Ce récit est repris par Eusèbe de Césarée, qui précise que cette reine Candace régnait dans l'île de Méroé de la terre des Éthiopiens[4]. De son côté, Pline l'Ancien rapporte que, de son temps, la reine de l'île de Méroé s'appelle Candace, et que ce nom se transmet depuis longtemps de reine en reine[5] : cette assertion semble en réalité une référence au mécanisme de succession original des rois de Koush, dans lequel la dignité royale pourrait être transmis de frère à frère ou de sœur à sœur.

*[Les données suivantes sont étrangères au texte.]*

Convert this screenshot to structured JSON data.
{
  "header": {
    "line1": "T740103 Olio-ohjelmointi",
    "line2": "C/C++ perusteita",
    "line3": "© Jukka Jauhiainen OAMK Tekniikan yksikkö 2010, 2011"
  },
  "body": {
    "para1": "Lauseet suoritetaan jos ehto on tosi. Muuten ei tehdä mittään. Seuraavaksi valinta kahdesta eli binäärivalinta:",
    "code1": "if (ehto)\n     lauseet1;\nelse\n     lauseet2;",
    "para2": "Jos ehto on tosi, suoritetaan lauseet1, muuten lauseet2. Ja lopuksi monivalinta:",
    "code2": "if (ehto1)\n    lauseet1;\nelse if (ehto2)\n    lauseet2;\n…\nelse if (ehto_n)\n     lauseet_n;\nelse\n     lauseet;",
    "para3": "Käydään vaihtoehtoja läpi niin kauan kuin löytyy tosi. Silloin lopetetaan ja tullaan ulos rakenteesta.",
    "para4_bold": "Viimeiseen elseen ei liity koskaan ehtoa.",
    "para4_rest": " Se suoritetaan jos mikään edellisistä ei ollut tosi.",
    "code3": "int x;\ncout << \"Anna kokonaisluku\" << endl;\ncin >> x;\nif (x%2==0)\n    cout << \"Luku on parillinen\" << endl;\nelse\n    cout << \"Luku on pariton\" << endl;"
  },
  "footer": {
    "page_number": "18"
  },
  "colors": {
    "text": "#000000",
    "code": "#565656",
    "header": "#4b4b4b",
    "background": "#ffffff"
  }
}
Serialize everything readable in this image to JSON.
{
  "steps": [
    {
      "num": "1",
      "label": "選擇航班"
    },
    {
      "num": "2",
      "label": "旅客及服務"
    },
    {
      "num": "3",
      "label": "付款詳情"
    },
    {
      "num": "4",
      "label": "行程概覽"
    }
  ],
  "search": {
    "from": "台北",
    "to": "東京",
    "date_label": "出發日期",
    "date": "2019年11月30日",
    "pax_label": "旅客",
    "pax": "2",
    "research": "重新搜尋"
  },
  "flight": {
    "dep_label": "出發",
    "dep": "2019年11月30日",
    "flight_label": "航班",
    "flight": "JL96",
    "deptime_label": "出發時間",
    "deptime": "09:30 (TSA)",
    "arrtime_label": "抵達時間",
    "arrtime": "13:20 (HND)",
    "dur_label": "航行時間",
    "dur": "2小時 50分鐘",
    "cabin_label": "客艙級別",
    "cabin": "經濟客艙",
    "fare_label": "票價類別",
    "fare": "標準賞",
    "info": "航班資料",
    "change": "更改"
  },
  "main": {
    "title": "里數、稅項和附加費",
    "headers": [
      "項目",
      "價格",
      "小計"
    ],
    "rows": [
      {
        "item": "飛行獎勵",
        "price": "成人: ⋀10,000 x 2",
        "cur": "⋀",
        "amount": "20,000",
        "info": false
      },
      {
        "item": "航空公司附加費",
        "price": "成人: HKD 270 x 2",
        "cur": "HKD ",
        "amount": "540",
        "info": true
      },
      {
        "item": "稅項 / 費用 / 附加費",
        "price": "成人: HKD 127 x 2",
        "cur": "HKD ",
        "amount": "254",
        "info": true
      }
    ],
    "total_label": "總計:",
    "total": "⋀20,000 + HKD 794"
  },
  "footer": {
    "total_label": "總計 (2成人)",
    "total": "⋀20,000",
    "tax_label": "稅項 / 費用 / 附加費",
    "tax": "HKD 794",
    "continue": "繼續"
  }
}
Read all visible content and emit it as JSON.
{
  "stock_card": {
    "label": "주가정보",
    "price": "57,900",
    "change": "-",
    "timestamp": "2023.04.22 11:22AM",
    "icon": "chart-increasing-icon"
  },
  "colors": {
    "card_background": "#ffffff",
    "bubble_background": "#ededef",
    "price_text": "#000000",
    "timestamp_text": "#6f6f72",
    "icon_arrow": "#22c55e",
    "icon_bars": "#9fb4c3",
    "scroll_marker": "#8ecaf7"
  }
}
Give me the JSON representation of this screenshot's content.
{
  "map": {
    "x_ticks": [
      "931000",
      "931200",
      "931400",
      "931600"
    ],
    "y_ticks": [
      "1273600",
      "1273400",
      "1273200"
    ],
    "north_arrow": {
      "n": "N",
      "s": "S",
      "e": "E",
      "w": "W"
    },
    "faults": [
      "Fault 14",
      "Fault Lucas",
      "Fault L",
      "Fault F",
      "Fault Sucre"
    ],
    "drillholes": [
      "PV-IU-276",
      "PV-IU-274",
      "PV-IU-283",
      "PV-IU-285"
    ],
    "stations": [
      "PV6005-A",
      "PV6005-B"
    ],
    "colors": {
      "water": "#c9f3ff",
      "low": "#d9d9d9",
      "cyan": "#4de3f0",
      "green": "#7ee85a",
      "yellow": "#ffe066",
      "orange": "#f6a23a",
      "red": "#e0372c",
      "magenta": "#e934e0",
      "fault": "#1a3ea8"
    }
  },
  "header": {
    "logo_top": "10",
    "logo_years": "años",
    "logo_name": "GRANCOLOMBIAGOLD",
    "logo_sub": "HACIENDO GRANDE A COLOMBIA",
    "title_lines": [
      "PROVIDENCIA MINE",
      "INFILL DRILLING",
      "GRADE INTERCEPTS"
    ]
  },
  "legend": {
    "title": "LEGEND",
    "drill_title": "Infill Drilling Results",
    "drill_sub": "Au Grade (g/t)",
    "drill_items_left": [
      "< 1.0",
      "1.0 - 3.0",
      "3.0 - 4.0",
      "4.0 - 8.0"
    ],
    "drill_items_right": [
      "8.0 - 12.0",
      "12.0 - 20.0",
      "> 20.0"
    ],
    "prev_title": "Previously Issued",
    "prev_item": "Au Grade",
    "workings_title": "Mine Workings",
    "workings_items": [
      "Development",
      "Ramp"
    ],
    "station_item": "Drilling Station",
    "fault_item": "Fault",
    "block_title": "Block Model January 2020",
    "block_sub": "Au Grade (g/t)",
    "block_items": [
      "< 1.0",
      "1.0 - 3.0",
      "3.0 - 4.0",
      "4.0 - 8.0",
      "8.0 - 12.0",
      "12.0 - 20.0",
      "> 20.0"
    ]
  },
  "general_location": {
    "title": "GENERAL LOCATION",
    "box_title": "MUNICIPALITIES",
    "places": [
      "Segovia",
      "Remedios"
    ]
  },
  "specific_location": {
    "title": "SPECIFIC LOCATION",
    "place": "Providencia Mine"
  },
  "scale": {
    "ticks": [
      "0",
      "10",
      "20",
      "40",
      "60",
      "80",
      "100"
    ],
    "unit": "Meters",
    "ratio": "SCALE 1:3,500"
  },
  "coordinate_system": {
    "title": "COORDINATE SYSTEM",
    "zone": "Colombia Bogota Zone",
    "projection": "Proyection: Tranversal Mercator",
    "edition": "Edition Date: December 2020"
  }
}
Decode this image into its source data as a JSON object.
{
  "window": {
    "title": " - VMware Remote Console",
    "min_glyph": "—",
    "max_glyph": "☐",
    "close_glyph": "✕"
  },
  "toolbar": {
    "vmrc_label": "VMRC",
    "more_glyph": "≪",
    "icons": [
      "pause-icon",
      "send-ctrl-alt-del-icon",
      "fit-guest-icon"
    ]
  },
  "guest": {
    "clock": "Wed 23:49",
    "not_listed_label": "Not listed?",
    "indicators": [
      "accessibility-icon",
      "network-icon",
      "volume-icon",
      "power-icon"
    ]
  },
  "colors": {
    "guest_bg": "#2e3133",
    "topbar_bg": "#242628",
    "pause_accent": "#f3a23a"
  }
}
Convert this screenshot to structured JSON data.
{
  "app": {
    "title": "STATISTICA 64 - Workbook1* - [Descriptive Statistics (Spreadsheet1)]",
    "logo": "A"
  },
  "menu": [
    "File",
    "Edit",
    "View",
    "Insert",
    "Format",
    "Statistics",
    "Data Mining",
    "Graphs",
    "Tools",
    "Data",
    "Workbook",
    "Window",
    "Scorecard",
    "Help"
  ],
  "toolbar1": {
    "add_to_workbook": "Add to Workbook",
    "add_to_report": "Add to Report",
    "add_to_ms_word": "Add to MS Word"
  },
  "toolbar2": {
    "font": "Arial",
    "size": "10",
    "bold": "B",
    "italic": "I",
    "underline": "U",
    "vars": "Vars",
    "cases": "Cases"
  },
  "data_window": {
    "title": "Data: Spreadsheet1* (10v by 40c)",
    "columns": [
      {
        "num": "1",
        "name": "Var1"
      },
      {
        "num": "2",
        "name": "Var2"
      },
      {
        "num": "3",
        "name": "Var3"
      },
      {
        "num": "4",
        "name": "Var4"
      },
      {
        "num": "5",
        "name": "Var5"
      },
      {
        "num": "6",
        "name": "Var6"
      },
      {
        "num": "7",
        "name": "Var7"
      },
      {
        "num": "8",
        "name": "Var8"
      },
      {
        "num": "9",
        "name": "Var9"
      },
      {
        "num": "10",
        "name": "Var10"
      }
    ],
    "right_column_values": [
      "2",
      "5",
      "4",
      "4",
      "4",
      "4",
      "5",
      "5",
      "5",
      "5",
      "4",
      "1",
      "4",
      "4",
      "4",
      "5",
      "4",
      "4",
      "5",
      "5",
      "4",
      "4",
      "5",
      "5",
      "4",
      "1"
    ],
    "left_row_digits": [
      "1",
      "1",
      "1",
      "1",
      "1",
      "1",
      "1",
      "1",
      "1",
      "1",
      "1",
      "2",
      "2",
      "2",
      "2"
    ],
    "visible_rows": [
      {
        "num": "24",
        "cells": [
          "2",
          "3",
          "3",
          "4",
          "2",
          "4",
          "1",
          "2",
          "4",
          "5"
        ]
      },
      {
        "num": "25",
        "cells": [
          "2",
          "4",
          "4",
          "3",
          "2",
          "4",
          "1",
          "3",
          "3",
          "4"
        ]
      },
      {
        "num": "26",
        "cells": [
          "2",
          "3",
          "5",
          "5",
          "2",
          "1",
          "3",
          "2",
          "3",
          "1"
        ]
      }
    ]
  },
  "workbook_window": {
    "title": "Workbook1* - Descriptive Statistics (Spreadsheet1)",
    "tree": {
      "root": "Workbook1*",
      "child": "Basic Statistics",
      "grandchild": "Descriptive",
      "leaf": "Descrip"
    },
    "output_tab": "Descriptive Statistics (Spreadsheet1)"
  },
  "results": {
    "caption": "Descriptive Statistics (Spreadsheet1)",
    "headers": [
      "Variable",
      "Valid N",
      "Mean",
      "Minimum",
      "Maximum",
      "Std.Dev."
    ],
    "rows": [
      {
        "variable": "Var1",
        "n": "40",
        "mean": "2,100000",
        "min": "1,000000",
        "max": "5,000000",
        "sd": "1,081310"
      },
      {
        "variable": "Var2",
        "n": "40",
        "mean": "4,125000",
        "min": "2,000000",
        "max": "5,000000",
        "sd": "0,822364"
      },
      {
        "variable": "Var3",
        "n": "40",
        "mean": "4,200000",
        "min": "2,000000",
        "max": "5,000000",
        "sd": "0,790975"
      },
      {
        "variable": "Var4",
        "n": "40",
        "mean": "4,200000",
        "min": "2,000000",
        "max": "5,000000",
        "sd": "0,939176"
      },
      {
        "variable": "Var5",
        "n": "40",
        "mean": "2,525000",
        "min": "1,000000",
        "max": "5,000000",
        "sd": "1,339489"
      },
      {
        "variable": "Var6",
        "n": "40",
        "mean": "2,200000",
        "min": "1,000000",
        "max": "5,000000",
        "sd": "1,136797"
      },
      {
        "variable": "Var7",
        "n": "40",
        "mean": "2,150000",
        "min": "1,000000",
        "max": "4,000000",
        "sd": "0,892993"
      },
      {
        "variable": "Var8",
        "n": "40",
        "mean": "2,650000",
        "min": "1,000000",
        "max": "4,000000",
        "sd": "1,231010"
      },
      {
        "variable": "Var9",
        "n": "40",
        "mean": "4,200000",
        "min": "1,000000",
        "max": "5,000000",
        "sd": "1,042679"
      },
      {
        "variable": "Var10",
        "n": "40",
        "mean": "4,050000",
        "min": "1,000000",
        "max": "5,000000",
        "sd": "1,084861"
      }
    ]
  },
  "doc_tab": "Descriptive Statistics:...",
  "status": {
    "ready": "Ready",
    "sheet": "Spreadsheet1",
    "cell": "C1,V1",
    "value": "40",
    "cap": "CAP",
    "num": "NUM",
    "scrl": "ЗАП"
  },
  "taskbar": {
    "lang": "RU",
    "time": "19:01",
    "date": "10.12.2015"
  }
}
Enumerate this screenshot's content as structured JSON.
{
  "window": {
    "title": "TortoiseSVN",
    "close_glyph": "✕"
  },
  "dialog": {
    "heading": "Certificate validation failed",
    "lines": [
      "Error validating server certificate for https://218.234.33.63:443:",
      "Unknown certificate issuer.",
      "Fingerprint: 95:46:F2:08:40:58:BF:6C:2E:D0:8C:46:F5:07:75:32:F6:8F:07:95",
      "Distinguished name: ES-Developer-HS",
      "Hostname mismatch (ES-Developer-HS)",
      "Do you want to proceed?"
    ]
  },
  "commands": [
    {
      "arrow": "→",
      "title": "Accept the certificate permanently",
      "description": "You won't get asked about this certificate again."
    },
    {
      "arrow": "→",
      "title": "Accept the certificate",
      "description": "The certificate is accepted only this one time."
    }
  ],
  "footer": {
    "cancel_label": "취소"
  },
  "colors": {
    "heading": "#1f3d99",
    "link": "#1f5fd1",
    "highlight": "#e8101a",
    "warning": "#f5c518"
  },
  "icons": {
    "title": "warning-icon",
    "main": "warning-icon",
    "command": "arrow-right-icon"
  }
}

« Juxtaque aliam insulam Tadu dextro subeuntibus alveo, quae portum faceret. Aedificia oppidi pauca ; regnare feminam candacen, quod nomen multis jam annis ad reginas transiit ; delubrum Hammonis et ibi religiosum et toto tractu sacella. Cetero cum potirentur rerum aethiopes, insula ea magnae claritatis fuit. »
« [...] À côté est une autre île, dite de Tadu (i.e. île de Méroé, ou Butana), qu'on rencontre en entrant par le bras droit du Nil, et qui fait un port ; la ville a peu d'édifices ; le pays est gouverné par une femme, la reine Candace, nom qui, depuis grand nombre d'années, passe de reine en reine. Amon a ici aussi un temple révéré, et l'on trouve des chapelles dans toute la contrée ; au reste, au temps de la puissance des Éthiopiens, cette île jouissait d'un grand renom »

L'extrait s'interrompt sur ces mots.